JSON fields governed by state, not just schema
A binary “allowed or not” for JSON fields misses the point. A more useful approach:
- draft state: flexible
- submitted state: minimum key set required
- approved state: immutable except for privileged override
- critical keys: typed and validated
- non-critical keys: freeform
That preserves agility early while still allowing governance to tighten later.
The explanation engine
A governance layer that only says “save failed” is not useful.

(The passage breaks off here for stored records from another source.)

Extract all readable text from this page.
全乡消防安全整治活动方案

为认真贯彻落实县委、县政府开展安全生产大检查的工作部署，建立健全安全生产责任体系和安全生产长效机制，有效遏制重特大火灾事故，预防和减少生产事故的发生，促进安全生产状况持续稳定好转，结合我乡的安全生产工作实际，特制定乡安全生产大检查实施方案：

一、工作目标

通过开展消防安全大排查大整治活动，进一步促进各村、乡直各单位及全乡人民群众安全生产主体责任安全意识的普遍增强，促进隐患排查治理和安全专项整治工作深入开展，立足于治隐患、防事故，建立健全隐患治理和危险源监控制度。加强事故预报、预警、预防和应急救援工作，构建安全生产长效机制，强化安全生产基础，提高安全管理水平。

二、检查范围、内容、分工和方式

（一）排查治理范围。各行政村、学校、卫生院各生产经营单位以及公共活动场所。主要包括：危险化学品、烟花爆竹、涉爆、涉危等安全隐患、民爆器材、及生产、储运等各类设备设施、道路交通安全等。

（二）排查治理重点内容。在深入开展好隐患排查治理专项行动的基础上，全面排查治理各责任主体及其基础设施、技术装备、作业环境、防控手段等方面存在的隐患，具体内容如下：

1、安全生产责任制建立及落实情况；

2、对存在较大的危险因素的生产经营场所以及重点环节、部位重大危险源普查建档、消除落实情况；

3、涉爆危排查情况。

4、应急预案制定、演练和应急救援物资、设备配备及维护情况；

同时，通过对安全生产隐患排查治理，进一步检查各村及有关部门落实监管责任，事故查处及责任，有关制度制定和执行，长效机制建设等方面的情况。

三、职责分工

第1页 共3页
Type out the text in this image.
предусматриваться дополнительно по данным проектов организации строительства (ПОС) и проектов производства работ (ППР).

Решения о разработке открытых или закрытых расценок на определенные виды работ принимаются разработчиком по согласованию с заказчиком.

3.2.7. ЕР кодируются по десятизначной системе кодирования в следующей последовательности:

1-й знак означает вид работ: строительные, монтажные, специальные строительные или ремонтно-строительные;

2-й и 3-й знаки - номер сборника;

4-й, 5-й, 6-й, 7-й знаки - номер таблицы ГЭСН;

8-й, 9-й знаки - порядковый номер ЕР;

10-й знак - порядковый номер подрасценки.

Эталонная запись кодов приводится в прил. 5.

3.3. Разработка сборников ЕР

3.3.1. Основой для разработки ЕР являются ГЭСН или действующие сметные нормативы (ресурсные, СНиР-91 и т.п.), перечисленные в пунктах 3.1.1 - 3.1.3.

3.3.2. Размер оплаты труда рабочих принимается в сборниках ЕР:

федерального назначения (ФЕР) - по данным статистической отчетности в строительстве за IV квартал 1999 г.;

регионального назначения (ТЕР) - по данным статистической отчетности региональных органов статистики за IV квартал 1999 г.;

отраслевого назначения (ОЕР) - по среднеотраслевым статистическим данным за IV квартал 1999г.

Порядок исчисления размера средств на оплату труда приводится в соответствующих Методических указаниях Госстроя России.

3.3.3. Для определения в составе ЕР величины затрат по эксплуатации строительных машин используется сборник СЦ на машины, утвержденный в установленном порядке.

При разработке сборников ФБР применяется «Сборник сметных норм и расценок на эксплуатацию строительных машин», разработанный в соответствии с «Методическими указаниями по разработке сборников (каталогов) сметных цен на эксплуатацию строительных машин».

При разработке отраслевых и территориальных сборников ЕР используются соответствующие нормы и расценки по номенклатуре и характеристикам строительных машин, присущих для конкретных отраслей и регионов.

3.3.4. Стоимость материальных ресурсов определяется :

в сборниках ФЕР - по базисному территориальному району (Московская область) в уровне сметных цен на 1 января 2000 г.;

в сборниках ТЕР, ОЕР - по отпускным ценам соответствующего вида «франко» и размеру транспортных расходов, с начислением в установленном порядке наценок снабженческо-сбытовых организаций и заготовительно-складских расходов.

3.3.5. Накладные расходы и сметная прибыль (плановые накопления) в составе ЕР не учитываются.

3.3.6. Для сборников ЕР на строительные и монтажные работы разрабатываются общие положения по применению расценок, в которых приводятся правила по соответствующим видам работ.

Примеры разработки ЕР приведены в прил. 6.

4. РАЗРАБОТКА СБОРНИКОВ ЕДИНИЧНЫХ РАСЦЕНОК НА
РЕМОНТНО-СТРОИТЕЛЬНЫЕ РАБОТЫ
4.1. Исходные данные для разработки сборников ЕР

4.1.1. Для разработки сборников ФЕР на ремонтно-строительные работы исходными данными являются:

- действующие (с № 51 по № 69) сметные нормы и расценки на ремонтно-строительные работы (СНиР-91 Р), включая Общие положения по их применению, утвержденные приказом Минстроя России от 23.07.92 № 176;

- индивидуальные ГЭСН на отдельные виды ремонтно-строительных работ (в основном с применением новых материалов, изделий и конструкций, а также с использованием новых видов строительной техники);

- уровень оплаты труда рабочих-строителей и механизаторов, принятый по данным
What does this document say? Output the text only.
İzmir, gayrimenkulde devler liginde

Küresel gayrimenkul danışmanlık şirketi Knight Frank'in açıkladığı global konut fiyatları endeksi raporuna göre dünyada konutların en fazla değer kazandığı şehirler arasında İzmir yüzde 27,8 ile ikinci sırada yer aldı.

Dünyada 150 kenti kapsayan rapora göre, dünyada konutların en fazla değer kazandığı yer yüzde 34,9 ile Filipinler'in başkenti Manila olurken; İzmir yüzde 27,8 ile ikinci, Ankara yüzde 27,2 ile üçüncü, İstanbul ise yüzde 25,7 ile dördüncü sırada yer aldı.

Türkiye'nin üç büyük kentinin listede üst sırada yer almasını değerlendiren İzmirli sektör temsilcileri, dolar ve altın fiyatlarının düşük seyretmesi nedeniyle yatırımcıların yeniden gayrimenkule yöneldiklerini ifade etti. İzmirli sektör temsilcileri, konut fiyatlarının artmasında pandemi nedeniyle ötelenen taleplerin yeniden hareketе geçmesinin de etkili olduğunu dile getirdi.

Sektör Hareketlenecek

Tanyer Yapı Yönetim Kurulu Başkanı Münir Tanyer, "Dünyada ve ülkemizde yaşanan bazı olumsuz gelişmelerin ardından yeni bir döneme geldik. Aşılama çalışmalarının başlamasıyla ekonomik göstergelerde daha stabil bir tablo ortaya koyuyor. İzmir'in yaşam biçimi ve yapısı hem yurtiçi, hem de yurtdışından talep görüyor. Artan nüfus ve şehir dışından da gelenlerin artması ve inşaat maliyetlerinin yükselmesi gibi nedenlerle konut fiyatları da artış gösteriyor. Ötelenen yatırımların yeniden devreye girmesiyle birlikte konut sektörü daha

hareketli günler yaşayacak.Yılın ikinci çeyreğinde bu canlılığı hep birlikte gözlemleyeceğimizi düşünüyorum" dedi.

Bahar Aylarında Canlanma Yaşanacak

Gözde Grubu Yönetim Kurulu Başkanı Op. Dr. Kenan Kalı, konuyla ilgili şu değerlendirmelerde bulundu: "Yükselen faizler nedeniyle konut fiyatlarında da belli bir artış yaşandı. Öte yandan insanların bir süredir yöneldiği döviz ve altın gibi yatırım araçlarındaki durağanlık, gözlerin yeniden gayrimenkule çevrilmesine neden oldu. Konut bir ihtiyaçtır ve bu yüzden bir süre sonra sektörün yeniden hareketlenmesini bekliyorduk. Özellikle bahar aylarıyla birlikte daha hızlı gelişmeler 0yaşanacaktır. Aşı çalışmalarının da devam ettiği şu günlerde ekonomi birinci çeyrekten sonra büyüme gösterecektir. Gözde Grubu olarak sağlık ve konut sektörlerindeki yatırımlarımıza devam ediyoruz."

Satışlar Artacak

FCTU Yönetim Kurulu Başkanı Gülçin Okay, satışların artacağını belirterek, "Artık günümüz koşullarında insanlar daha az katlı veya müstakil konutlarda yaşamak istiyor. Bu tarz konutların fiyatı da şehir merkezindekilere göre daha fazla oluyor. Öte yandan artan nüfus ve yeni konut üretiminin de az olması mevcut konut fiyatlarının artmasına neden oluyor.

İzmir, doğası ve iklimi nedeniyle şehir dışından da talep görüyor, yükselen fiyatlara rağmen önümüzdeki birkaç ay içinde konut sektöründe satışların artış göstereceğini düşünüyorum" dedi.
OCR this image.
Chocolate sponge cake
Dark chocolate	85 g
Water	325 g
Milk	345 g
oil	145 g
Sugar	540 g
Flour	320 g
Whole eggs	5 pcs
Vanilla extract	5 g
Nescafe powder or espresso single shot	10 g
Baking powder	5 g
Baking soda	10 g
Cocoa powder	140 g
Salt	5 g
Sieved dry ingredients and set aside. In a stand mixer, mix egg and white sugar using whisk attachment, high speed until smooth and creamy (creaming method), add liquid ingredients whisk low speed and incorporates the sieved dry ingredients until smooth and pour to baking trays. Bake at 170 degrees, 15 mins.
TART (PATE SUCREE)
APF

A useful governance layer says:
- what failed
- why it failed
- which field, state, or action triggered it
- what needs to happen next
- whether an override is available
That makes governance feel operational rather than bureaucratic.
Where DuckDB fits
DuckDB is more useful on the observability and tuning side than as an inline enforcement mechanism.
Good uses:
- rule hit analysis
- exception frequency
- override hotspots
- process bottlenecks
- comparing before and after governance changes
- which forms generate the most friction
- which rules are mostly noise
- where operators are repeatedly overriding controls
- which denormalised fields drift most often
Where graph fits
Graph becomes useful when governance depends on traversing a path rather than checking a single row.
Examples:
- actor → role → approval authority → entity type
- customer → contract → rate agreement → shipment
- site → regulation → asset → maintenance obligation
- user → team → delegated authority → override permission
If those checks stay shallow, relational is enough. If dynamic traversal across variable relationships is needed, graph becomes more compelling. This is likely a phase 3 concern.
Where vector fits
Lowest priority, but potentially useful for:
- policy lookup and explanation retrieval
- linking failed actions to relevant guidance text
- searching exception narratives or supporting evidence
A blocked rule could surface not just the failure, but the most relevant internal guidance note. Useful, but not the first thing to build.
Architecture components
A. Governance schema
A YAML/DSL extension defining scope, trigger, condition, severity, message, override rules, and audit behaviour.
B. Policy engine
A standard interceptor pipeline:
before_renderbefore_validatebefore_commitafter_commitbefore_transition
C. Explanation engine
Not just the block message — the full context of what failed, why, what resolves it, and whether override is available.
D. Audit and overrides
Capture rule hits, who overrode, why, when, and what changed.
E. Governance dashboard
Show top triggered rules, blocked operations, repeated override hotspots, entities with poor data quality, and forms with the highest friction.
Implementation phases
Phase 1 — lightweight controls
- field, form, and action checkpoints
- warn and block outcomes
- audit trail
- override with reason
Phase 2 — workflow governance
- state transition rules
- approval requirements
- separation of duties
- evidence and attachment requirements
Phase 3 — governance analytics
- DuckDB reporting layer
- rule hit dashboards
- friction analysis
- tuning recommendations
Phase 4 — advanced traversal and semantic support
- graph-backed relationship checks where justified
- vector-backed policy and guidance retrieval where useful
What to avoid early
- a full custom expression language
- mandatory governance for every entity
- graph database dependency from the start
- mixing governance deeply into the base generator
- enforcing enterprise-level control before clients have asked for it
Keeping the first version small and operational is more important than making it complete.
Summary
DSLCore’s governance module is not a compliance layer bolted on top. It is an optional execution layer tied directly to the DSL model — activated where risk justifies it, tightened after the system has been used long enough to reveal where the real control points are.
The distinction that matters:
- base DSL — operational structure
- governance add-on — executable control layer
- analytics add-on — governance tuning and friction discovery
That keeps the initial implementation lean while creating room to grow into stronger governance as real usage demands it.